Thermal behaviour of pure and binary Fe(NO 3) 3·9H 2O and (NH 4) 6Mo 7O 24·4H 2O systems

Abstract

Thermal behaviour of pure ferric nitrate, ammonium molybdate and their mixtures in different ratios were investigated by means of thermal analysis (TG, DTG and DTA) techniques. Relative thermal analysis (RTA) graphical treatment of derivatographic curves of the components in the pure and binary system has been carried out as well. A series of Fe 2O 3–MoO 3 systems were prepared from pure and binary salts by heating at 350, 550, 750 and 1000 °C. The X-ray diffraction (XRD) analysis was used to characterize the phases produced from thermal treatment of investigated solids.
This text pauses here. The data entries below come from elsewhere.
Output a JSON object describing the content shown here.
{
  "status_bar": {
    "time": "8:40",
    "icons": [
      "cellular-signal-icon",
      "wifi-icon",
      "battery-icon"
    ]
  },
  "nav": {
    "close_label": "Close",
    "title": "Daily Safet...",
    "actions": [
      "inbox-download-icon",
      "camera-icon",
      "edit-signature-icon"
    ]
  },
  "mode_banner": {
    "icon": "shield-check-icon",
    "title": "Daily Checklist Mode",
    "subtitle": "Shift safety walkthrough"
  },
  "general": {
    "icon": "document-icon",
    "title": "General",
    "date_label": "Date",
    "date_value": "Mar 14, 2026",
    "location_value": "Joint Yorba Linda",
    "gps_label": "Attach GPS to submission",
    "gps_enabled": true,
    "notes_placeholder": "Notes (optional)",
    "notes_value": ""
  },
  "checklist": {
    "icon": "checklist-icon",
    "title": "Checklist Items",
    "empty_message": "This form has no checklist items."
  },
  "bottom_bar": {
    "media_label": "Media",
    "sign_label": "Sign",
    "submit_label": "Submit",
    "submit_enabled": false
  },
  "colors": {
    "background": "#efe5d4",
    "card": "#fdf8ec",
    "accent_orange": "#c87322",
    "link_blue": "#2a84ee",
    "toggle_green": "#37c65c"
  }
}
The results revealed that pure ferric nitrate decomposed to Fe 2O 3 at 250, while pure ammonium molybdate decomposed into MoO 3 and 340 °C and then melted at 790 °C. For the binary components, crystalline ferric or molybdenum oxides were detected beside ferric molybdate Fe 2(MoO 4) 3 phase starting from 350 °C. Fe 2(MoO 4) 3 phase was formed as a result of solid-solid interactions between the produced oxides. The thermal stability of the formed compound was significantly affected by the composition of the mixture and treatment temperature. The presence of two-component solids in the binary systems affected the thermal decomposition of their individual salt and affected their physical and chemical behaviour. The catalytic activity of the obtained pure and mixed oxides was measured using the decomposition of hydrogen peroxide reaction as a model reaction at 20–50 °C. It was found that the mixed oxide solids had catalytic activity higher than single oxides thermally treated at 350 and 550 °C. This is attributed to the increase in the concentration of active sites via creation of new ion pairs in case of binary systems. The rise in calcination temperature up to 750 and 1000 °C brought about drastic decrease in the activity of all solids because of changing catalyst composition and/or sintering process. The activation energies of H 2O 2 decomposition were determined for pure and mixed solids. The results obtained were discussed in light of induced changes in chemical composition and treatment temperature.